Problématique : peut-on signifier quelque chose sans parole ? le langage suppose-t-il obligatoirement l’utilisation de la parole ? Ou bien peut-on parler de langage au sens général du terme ? Et d’ailleurs, le silence ne serait-il pas supérieur au langage articulé, conceptuel, qui ne parvient pas, comme on le verra, à tout dire, tout exprimer ?

I- Le silence, une absence de communication et de sens : pour communiquer et exprimer quoi que ce soit, il faut recourir au langage qui d’ailleurs est le signe de notre liberté, le propre de l’homme : refuser d’utiliser le langage est alors refuser notre humanité elle-même !
• Analyse du silence, non pas vraiment comme absence de bruit, mais comme absence de mots, de paroles : c’est alors l’impossibilité de tout échange véritable (cf. en effet analyse de la notion de communication, non pas au sens technique du terme, mais au sens « humain » du terme)
• Parler est le propre de l’homme,
i. Cf. Aristote, texte dans lequel il affirme que l’homme est un animal politique
ii. Cf. aussi la différence entre le langage des abeilles et le langage humain : le caractère libre, volontaire, illimité, du langage : on ne voit pas pourquoi on ne recourrait pas au langage qui est le moyen le plus propre, le mieux à même, de transmettre tout ce qu’on veut, nos pensées, des idées générales, etc.
iii. Mais surtout ne pas recourir au langage articulé c’est dire non à notre humanité, comme le dit Aristote, c’est alors être un animal ou un dieu… (cf. fait que certains recourent au silence pour rompre tout dialogue, toute communication)

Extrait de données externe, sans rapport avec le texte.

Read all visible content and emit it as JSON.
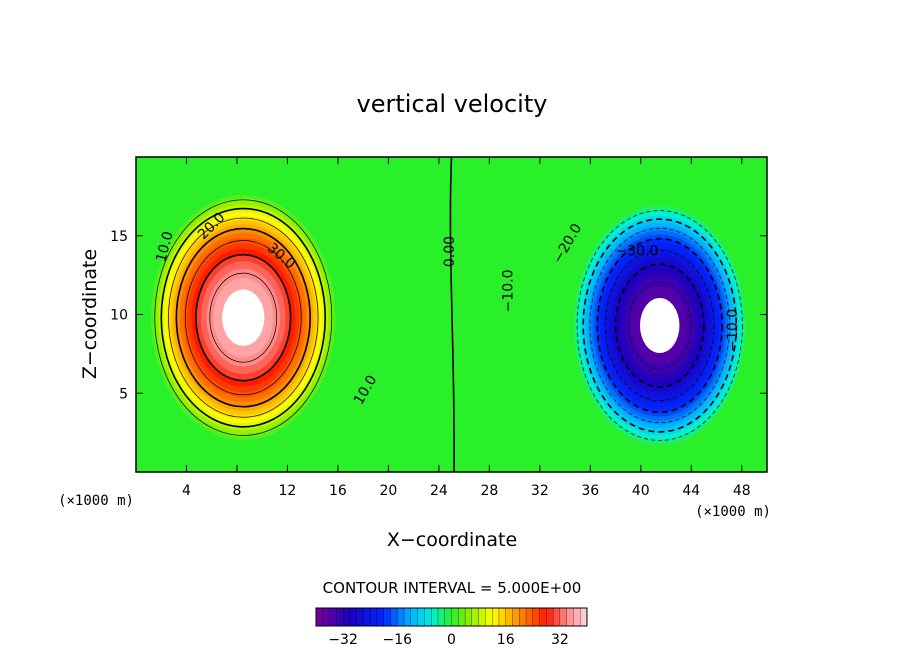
{
  "chart_data": {
    "type": "heatmap",
    "subtype": "filled-contour",
    "title": "vertical velocity",
    "xlabel": "X−coordinate",
    "ylabel": "Z−coordinate",
    "x_unit": "(×1000 m)",
    "x_unit_right": "(×1000 m)",
    "xlim": [
      0,
      50
    ],
    "ylim": [
      0,
      20
    ],
    "xticks": [
      4,
      8,
      12,
      16,
      20,
      24,
      28,
      32,
      36,
      40,
      44,
      48
    ],
    "xtick_labels": [
      "4",
      "8",
      "12",
      "16",
      "20",
      "24",
      "28",
      "32",
      "36",
      "40",
      "44",
      "48"
    ],
    "yticks": [
      5,
      10,
      15
    ],
    "ytick_labels": [
      "5",
      "10",
      "15"
    ],
    "contour_interval_text": "CONTOUR INTERVAL = 5.000E+00",
    "contour_interval": 5,
    "cells": [
      {
        "sign": 1,
        "center": [
          8.5,
          9.8
        ],
        "radius": [
          7.5,
          8.0
        ],
        "peak": 40
      },
      {
        "sign": -1,
        "center": [
          41.5,
          9.3
        ],
        "radius": [
          7.0,
          7.8
        ],
        "peak": 40
      }
    ],
    "contour_labels": [
      {
        "text": "10.0",
        "x": 2.3,
        "y": 14.3,
        "angle": -75
      },
      {
        "text": "20.0",
        "x": 6.0,
        "y": 15.6,
        "angle": -45
      },
      {
        "text": "30.0",
        "x": 11.5,
        "y": 13.7,
        "angle": 40
      },
      {
        "text": "10.0",
        "x": 18.2,
        "y": 5.2,
        "angle": -60
      },
      {
        "text": "0.00",
        "x": 24.9,
        "y": 14.0,
        "angle": -90
      },
      {
        "text": "−10.0",
        "x": 29.5,
        "y": 11.5,
        "angle": -90
      },
      {
        "text": "−20.0",
        "x": 34.2,
        "y": 14.5,
        "angle": -60
      },
      {
        "text": "−30.0",
        "x": 39.7,
        "y": 14.0,
        "angle": 0
      },
      {
        "text": "−10.0",
        "x": 47.3,
        "y": 9.0,
        "angle": -90
      }
    ],
    "colorbar": {
      "range": [
        -40,
        40
      ],
      "ticks": [
        -32,
        -16,
        0,
        16,
        32
      ],
      "tick_labels": [
        "−32",
        "−16",
        "0",
        "16",
        "32"
      ],
      "stops": [
        {
          "v": -40,
          "c": "#7a0098"
        },
        {
          "v": -30,
          "c": "#1a00c0"
        },
        {
          "v": -20,
          "c": "#0028ff"
        },
        {
          "v": -12,
          "c": "#00b4ff"
        },
        {
          "v": -6,
          "c": "#00f0d8"
        },
        {
          "v": 0,
          "c": "#2af02a"
        },
        {
          "v": 6,
          "c": "#96f000"
        },
        {
          "v": 12,
          "c": "#ffff00"
        },
        {
          "v": 20,
          "c": "#ff8c00"
        },
        {
          "v": 28,
          "c": "#ff1a00"
        },
        {
          "v": 34,
          "c": "#ff8a8a"
        },
        {
          "v": 40,
          "c": "#ffd8d8"
        }
      ]
    }
  }
}
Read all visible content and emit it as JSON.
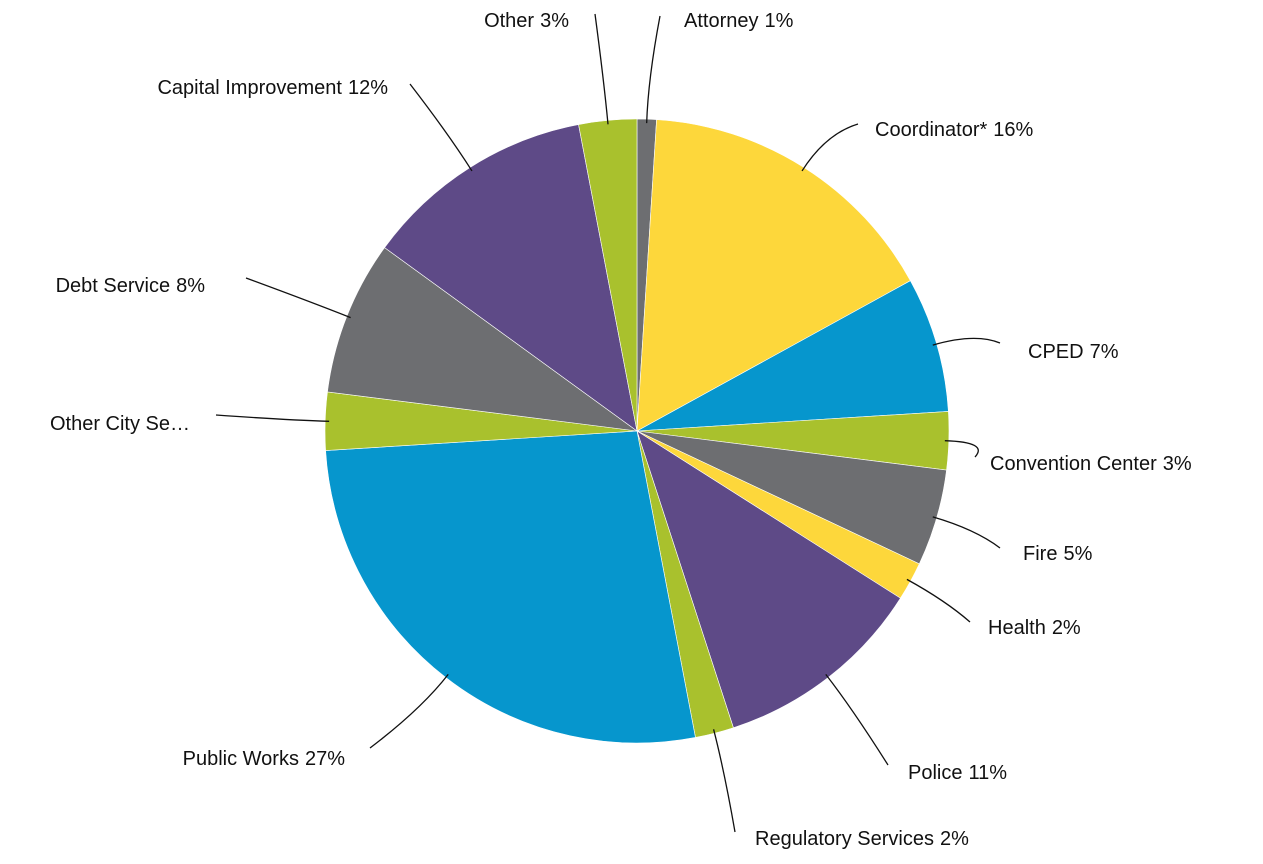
{
  "chart_data": {
    "type": "pie",
    "categories": [
      "Attorney",
      "Coordinator*",
      "CPED",
      "Convention Center",
      "Fire",
      "Health",
      "Police",
      "Regulatory Services",
      "Public Works",
      "Other City Se…",
      "Debt Service",
      "Capital Improvement",
      "Other"
    ],
    "values": [
      1,
      16,
      7,
      3,
      5,
      2,
      11,
      2,
      27,
      3,
      8,
      12,
      3
    ],
    "value_labels": [
      "1%",
      "16%",
      "7%",
      "3%",
      "5%",
      "2%",
      "11%",
      "2%",
      "27%",
      null,
      "8%",
      "12%",
      "3%"
    ],
    "colors": [
      "#6d6e71",
      "#fdd73b",
      "#0696cd",
      "#a9c12d",
      "#6d6e71",
      "#fdd73b",
      "#5e4a87",
      "#a9c12d",
      "#0696cd",
      "#a9c12d",
      "#6d6e71",
      "#5e4a87",
      "#a9c12d"
    ]
  }
}
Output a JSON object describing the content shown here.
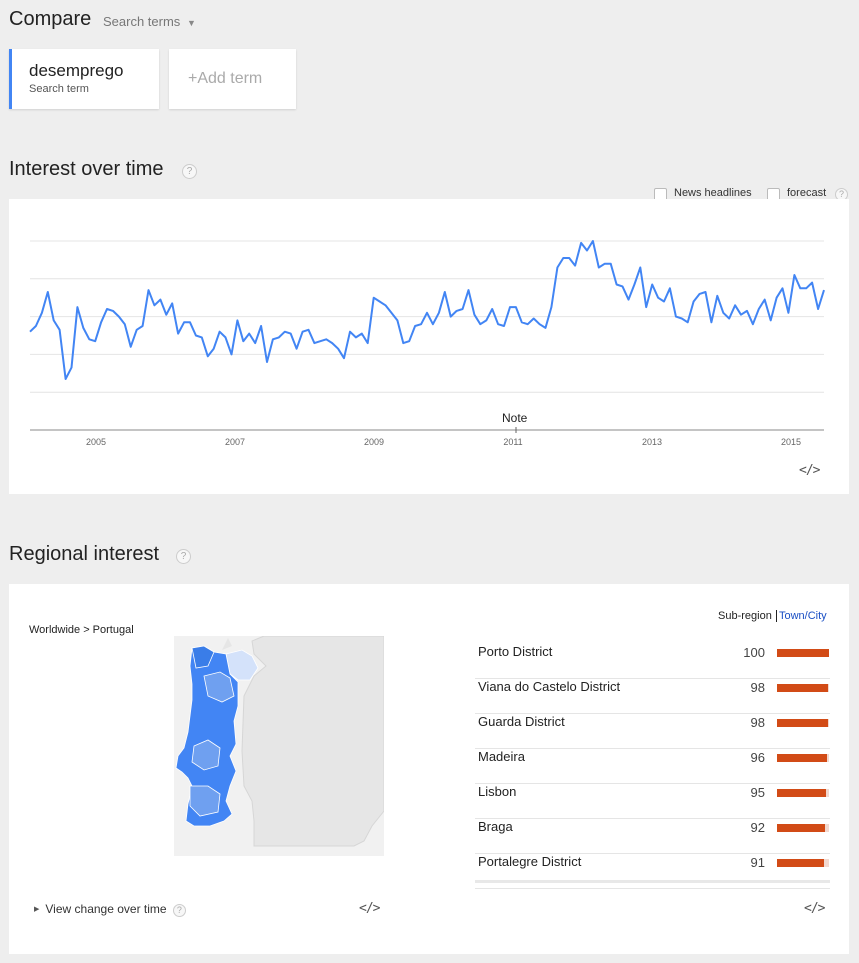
{
  "compare": {
    "title": "Compare",
    "search_terms_label": "Search terms",
    "term": {
      "name": "desemprego",
      "sub": "Search term"
    },
    "add_term": "+Add term"
  },
  "interest": {
    "title": "Interest over time",
    "help": "?",
    "news_headlines": "News headlines",
    "forecast": "forecast",
    "note": "Note",
    "embed": "</>"
  },
  "chart_data": {
    "type": "line",
    "xlabel": "",
    "ylabel": "",
    "x_ticks": [
      "2005",
      "2007",
      "2009",
      "2011",
      "2013",
      "2015"
    ],
    "grid": true,
    "color": "#4285f4",
    "series": [
      {
        "values": [
          52,
          55,
          62,
          73,
          58,
          53,
          27,
          33,
          65,
          54,
          48,
          47,
          57,
          64,
          63,
          60,
          56,
          44,
          53,
          55,
          74,
          66,
          69,
          61,
          67,
          51,
          57,
          57,
          50,
          49,
          39,
          43,
          52,
          49,
          40,
          58,
          47,
          51,
          46,
          55,
          36,
          48,
          49,
          52,
          51,
          43,
          52,
          53,
          46,
          47,
          48,
          46,
          43,
          38,
          52,
          49,
          51,
          46,
          70,
          68,
          66,
          62,
          58,
          46,
          47,
          55,
          56,
          62,
          56,
          62,
          73,
          60,
          63,
          64,
          74,
          61,
          56,
          58,
          64,
          56,
          55,
          65,
          65,
          57,
          56,
          59,
          56,
          54,
          65,
          86,
          91,
          91,
          87,
          99,
          95,
          100,
          86,
          88,
          88,
          77,
          76,
          69,
          77,
          86,
          65,
          77,
          70,
          68,
          75,
          60,
          59,
          57,
          68,
          72,
          73,
          57,
          71,
          62,
          59,
          66,
          61,
          63,
          56,
          64,
          69,
          58,
          70,
          75,
          62,
          82,
          75,
          75,
          78,
          64,
          74
        ]
      }
    ]
  },
  "regional": {
    "title": "Regional interest",
    "help": "?",
    "breadcrumb": "Worldwide > Portugal",
    "subregion_label": "Sub-region",
    "town_label": "Town/City",
    "view_change": "View change over time",
    "embed_left": "</>",
    "embed_right": "</>",
    "rows": [
      {
        "name": "Porto District",
        "value": "100",
        "bar": 100
      },
      {
        "name": "Viana do Castelo District",
        "value": "98",
        "bar": 98
      },
      {
        "name": "Guarda District",
        "value": "98",
        "bar": 98
      },
      {
        "name": "Madeira",
        "value": "96",
        "bar": 96
      },
      {
        "name": "Lisbon",
        "value": "95",
        "bar": 95
      },
      {
        "name": "Braga",
        "value": "92",
        "bar": 92
      },
      {
        "name": "Portalegre District",
        "value": "91",
        "bar": 91
      }
    ],
    "map_colors": {
      "primary": "#4285f4",
      "light": "#6fa0f0",
      "faint": "#d4e2fa",
      "land": "#f1f1f1"
    }
  }
}
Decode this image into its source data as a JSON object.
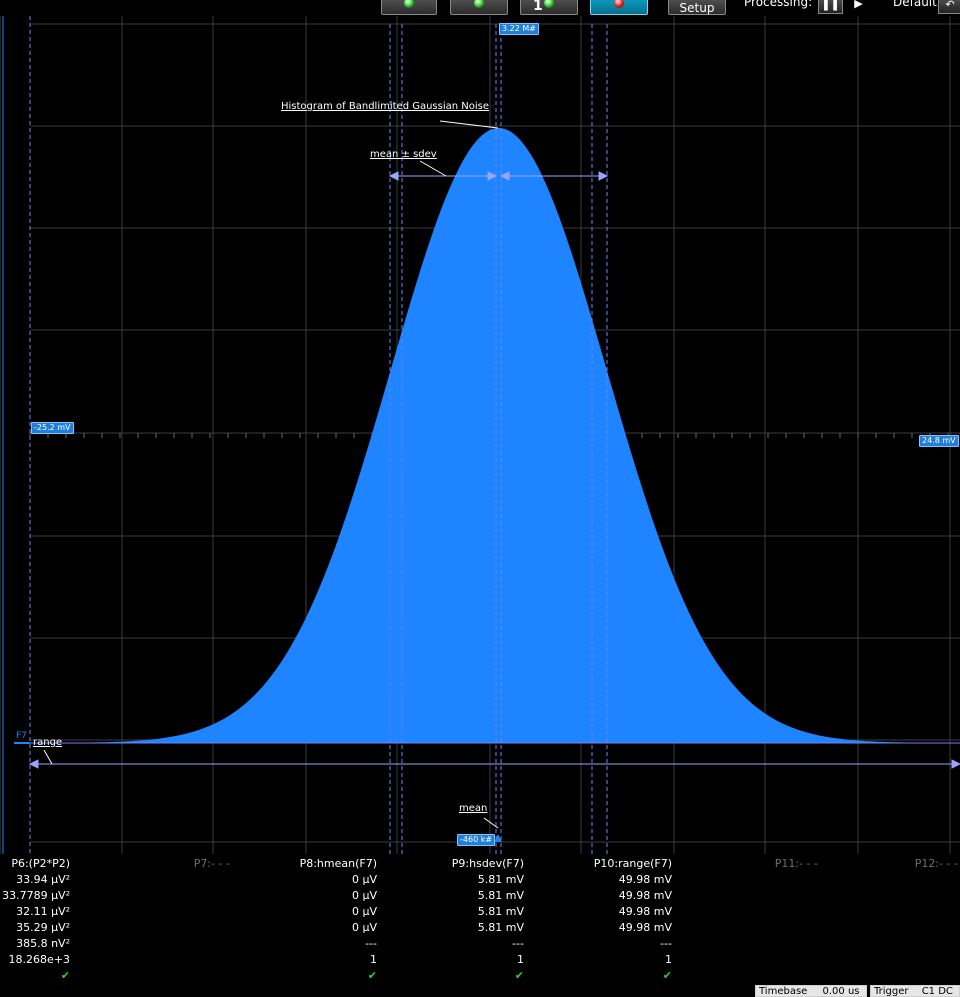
{
  "toolbar": {
    "setup_label": "Setup",
    "processing_label": "Processing:",
    "default_label": "Default:",
    "channel_number": "1",
    "led_colors": [
      "#33dd33",
      "#33dd33",
      "#33dd33",
      "#ff2a2a"
    ],
    "pause_icon": "pause-icon",
    "play_icon": "play-icon"
  },
  "chart_data": {
    "type": "area",
    "title": "Histogram of Bandlimited Gaussian Noise",
    "x_left_label": "-25.2 mV",
    "x_right_label": "24.8 mV",
    "xlim": [
      -25.2,
      24.8
    ],
    "x_unit": "mV",
    "peak_label": "3.22 M#",
    "baseline_label": "-460 k#",
    "trace_label": "F7",
    "mean_mV": 0,
    "sdev_mV": 5.81,
    "fill_color": "#1f84ff",
    "grid": true,
    "annotations": {
      "title": "Histogram of Bandlimited Gaussian Noise",
      "sdev": "mean ± sdev",
      "range": "range",
      "mean": "mean"
    }
  },
  "measurements": {
    "columns": [
      {
        "header": "P6:(P2*P2)",
        "values": [
          "33.94 µV²",
          "33.7789 µV²",
          "32.11 µV²",
          "35.29 µV²",
          "385.8 nV²",
          "18.268e+3"
        ],
        "check": true,
        "dim": false
      },
      {
        "header": "P7:- - -",
        "values": [],
        "check": false,
        "dim": true
      },
      {
        "header": "P8:hmean(F7)",
        "values": [
          "0 µV",
          "0 µV",
          "0 µV",
          "0 µV",
          "---",
          "1"
        ],
        "check": true,
        "dim": false
      },
      {
        "header": "P9:hsdev(F7)",
        "values": [
          "5.81 mV",
          "5.81 mV",
          "5.81 mV",
          "5.81 mV",
          "---",
          "1"
        ],
        "check": true,
        "dim": false
      },
      {
        "header": "P10:range(F7)",
        "values": [
          "49.98 mV",
          "49.98 mV",
          "49.98 mV",
          "49.98 mV",
          "---",
          "1"
        ],
        "check": true,
        "dim": false
      },
      {
        "header": "P11:- - -",
        "values": [],
        "check": false,
        "dim": true
      },
      {
        "header": "P12:- - -",
        "values": [],
        "check": false,
        "dim": true
      }
    ],
    "check_glyph": "✔"
  },
  "status": {
    "timebase_label": "Timebase",
    "timebase_value": "0.00 us",
    "trigger_label": "Trigger",
    "trigger_value": "C1 DC"
  }
}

II- Mais le langage articulé, conceptuel, est-il si parfait que cela, à la fois pour communiquer et pour comprendre (les autres, le monde), donc, pour exprimer tout ce que je veux transmettre aux autres ? Et dès lors pourquoi ne pas recourir à un autre mode d’expression ? Et au nombre de ces modes d’expression, le silence n’en serait-il pas un ?
• Critique du langage : cf. Nietzsche et Bergson : le caractère conceptuel du langage signifie certes son utilité (on ne peut passer son temps à décrire les caractéristiques détaillées de chaque chose, et surtout, on ne pourrait pas communiquer entre nous si chaque chose individuelle avait un nom propre !) mais aussi son imperfection :
o A décrire la véritable nature du réel
o A décrire la profondeur, l’intimité, de nos sentiments
• Autant Nietzsche que Bergson privilégieront l’art comme moyen d’échapper au caractère social et commun du langage : plutôt que le concept, par exemple, l’image…
• Pourquoi pas alors dire aussi : plutôt que le concept, le silence ? Quoi de plus fort et de plus intime qu’un regard « expressif » ? Et notre corps, nos attitudes, nos gestes, etc., ne sont-ils pas tout un langage secret mais aussi intime, qui en révèle beaucoup plus sur nous que les paroles que l’on peut prononcer ? ET quelqu’un qui adopte le silence dans certaines situations, ne veut-il pas « dire » quelque chose qu’il ne parvient pas à exprimer ? Le silence, dans ce cas, est en général une rupture, il veut dire : « je n’ai plus envie de communiquer », « le dialogue ne servirait à rien entre nous » (et cela peut être positif, cf. alors peut-être le refus de recourir à la force)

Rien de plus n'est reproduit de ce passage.